TBHND

TBHND
Well that's what I heard,,,

Thursday, April 17, 2014

Transcendence

What It's About: Johnny Depp is a brilliant doctor with a brilliant doctor wife and a brilliant doctor best friend, who have all made great strides in artificial intelligence. However, a needlessly-complicated plan hatched by an anti-technology terrorist group leads to Depp's death. Then bad decisions by wife & best friend lead to his consciousness being uploaded into a computer system, and increasingly-bad decisions by wife leads to him becoming the 2014 version of SkyNet.

WARNING: CONTAINS SOME SPOILERS

The thing that strikes me most about this movie is that it has no idea what it wants to be. Is it a warning against humanity's increasing reliance on technology? Is it a pod movie? Is it a tragic love story? It tries to be all three, and only succeeds in oddly going out of its way to be more illogical than even its premise would suggest.

The movie is one of those that opens in the same place it ends. It lets you know everything has gone to shit, and that humanity is living in a world like the TV show "Revolution" so the question becomes how exactly we got there.

The first problem is that the plot is made possible because the anti-technology group that plays a huge role in the movie does a perfectly planned attack on multiple fronts, but then decides that rather than kill Depp instantly, they'd rather he have an overly-elaborate, exotic, and drawn-out death. This conveniently gives wife & best friend time to recreate at least part of him into an advanced AI system that the three had created. This leads to problem two, in that a lot of things happen in this movie not out of logical advancement, but because the screenplay demands it in order to move the story along. Wife & best friend's plan to keep Depp "alive" works not through their efforts (which are contained in way too short of a period of time), but because it literally just does for no apparent reason.

Problem #3 is time. We are given time with two groups, and while we appear to spend days with one group, the other does things that would take years, far beyond even the five that the story gives itself to complete. Wife gives DeppNet enough power to do literally anything, since apparently being hooked into anything that's connected to the internet gives a machine the power to create structures from scratch, heal the sick and injured, and even at one point make it rain. A lot. DeppNet can do all this, but is still susceptible to things like wi-fi dead spots, viruses, and battery life limitations.

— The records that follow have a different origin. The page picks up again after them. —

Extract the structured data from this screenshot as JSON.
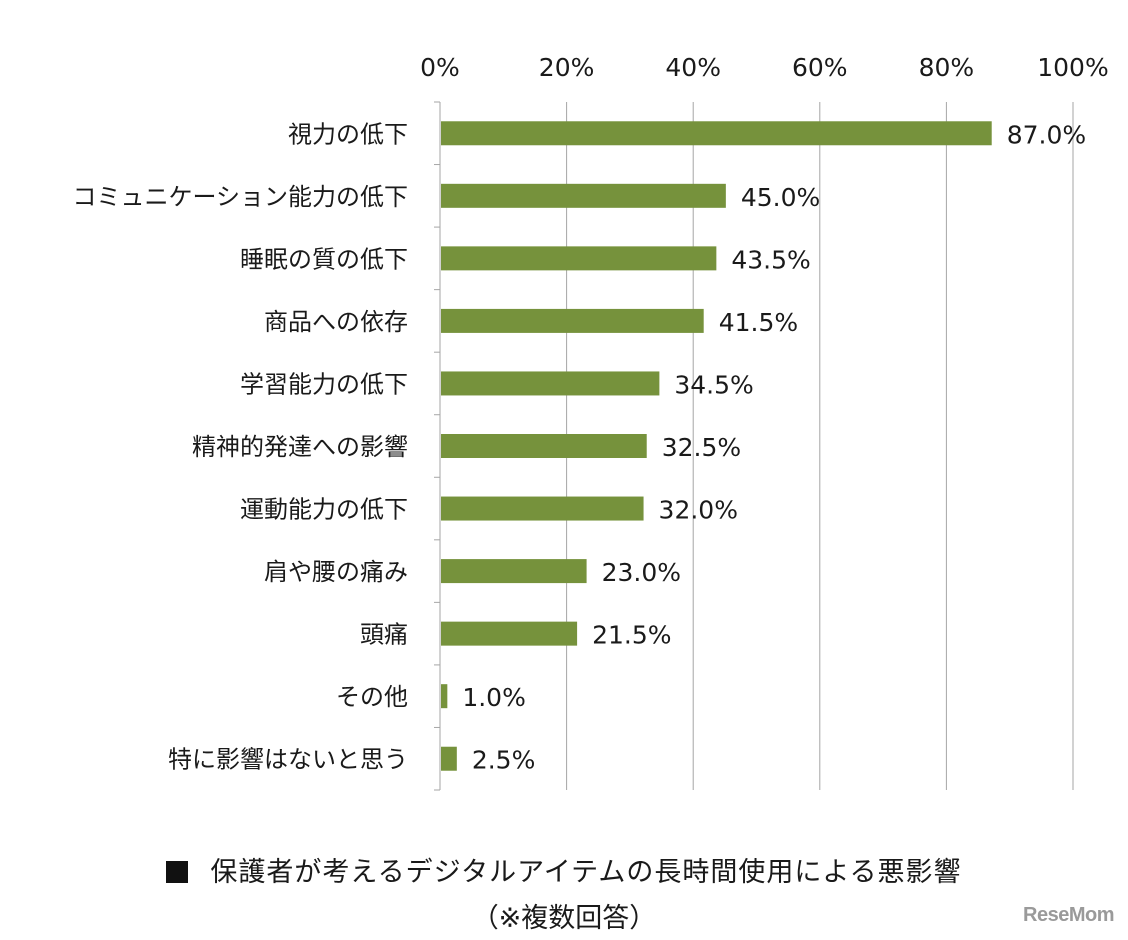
{
  "chart_data": {
    "type": "bar",
    "orientation": "horizontal",
    "categories": [
      "視力の低下",
      "コミュニケーション能力の低下",
      "睡眠の質の低下",
      "商品への依存",
      "学習能力の低下",
      "精神的発達への影響",
      "運動能力の低下",
      "肩や腰の痛み",
      "頭痛",
      "その他",
      "特に影響はないと思う"
    ],
    "values": [
      87.0,
      45.0,
      43.5,
      41.5,
      34.5,
      32.5,
      32.0,
      23.0,
      21.5,
      1.0,
      2.5
    ],
    "value_labels": [
      "87.0%",
      "45.0%",
      "43.5%",
      "41.5%",
      "34.5%",
      "32.5%",
      "32.0%",
      "23.0%",
      "21.5%",
      "1.0%",
      "2.5%"
    ],
    "xlim": [
      0,
      100
    ],
    "x_ticks": [
      0,
      20,
      40,
      60,
      80,
      100
    ],
    "x_tick_labels": [
      "0%",
      "20%",
      "40%",
      "60%",
      "80%",
      "100%"
    ],
    "x_axis_position": "top",
    "grid": true,
    "bar_color": "#76923c",
    "grid_color": "#a6a6a6"
  },
  "caption": {
    "title": "保護者が考えるデジタルアイテムの長時間使用による悪影響",
    "subtitle": "（※複数回答）"
  },
  "watermark": "ReseMom"
}
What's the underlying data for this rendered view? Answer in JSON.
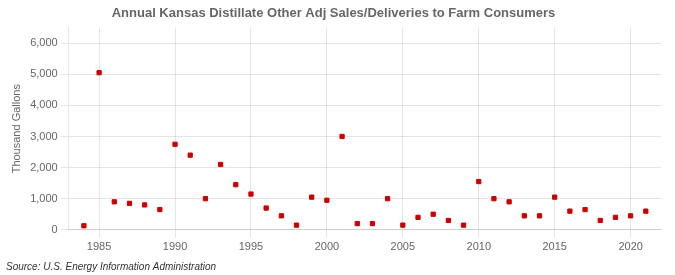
{
  "chart_data": {
    "type": "scatter",
    "title": "Annual Kansas Distillate Other Adj Sales/Deliveries to Farm Consumers",
    "ylabel": "Thousand Gallons",
    "annotations": [
      "Source: U.S. Energy Information Administration"
    ],
    "x": [
      1984,
      1985,
      1986,
      1987,
      1988,
      1989,
      1990,
      1991,
      1992,
      1993,
      1994,
      1995,
      1996,
      1997,
      1998,
      1999,
      2000,
      2001,
      2002,
      2003,
      2004,
      2005,
      2006,
      2007,
      2008,
      2009,
      2010,
      2011,
      2012,
      2013,
      2014,
      2015,
      2016,
      2017,
      2018,
      2019,
      2020,
      2021
    ],
    "values": [
      130,
      5050,
      900,
      850,
      800,
      650,
      2750,
      2400,
      1000,
      2100,
      1450,
      1150,
      700,
      450,
      150,
      1050,
      950,
      3000,
      200,
      200,
      1000,
      150,
      400,
      500,
      300,
      150,
      1550,
      1000,
      900,
      450,
      450,
      1050,
      600,
      650,
      300,
      400,
      450,
      600
    ],
    "color": "#cc0000",
    "marker": "square",
    "xlim": [
      1983,
      2022
    ],
    "xticks": [
      1985,
      1990,
      1995,
      2000,
      2005,
      2010,
      2015,
      2020
    ],
    "ylim": [
      0,
      6500
    ],
    "yticks": [
      0,
      {
        "value": 1000,
        "label": "1,000"
      },
      {
        "value": 2000,
        "label": "2,000"
      },
      {
        "value": 3000,
        "label": "3,000"
      },
      {
        "value": 4000,
        "label": "4,000"
      },
      {
        "value": 5000,
        "label": "5,000"
      },
      {
        "value": 6000,
        "label": "6,000"
      }
    ],
    "grid": true
  }
}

Then there's the ending. Oh man the ending. To top off its schizophrenic nature and complete inability to withstand even the slightest bit of logical thought, the movie throws in a Shyamalan-esque twist at the end. That also doesn't stand up to any scrutiny. So if you see it, you also have that to look forward to.

On the plus side, the acting performances are fine. The directing is decent, aside from the foreshadowing of the grand attack by the terrorist group, since we alerted ahead of time via shots of random objects and ominous music that some serious shit is about to go down. The pace is brisk, and it never feels slow during the near 2 hour run time. You might have a better time than I did if A.) you don't spend most of the movie trying to remember where you saw Depp's wife before (turns out for me it was "The Prestige") and B.) you don't think about what happens on screen. At all.

RATING: **1/2 out of 5. It tries to *ahem* transcend the sci-fi genre, but due to self-imposed issues, doesn't make it.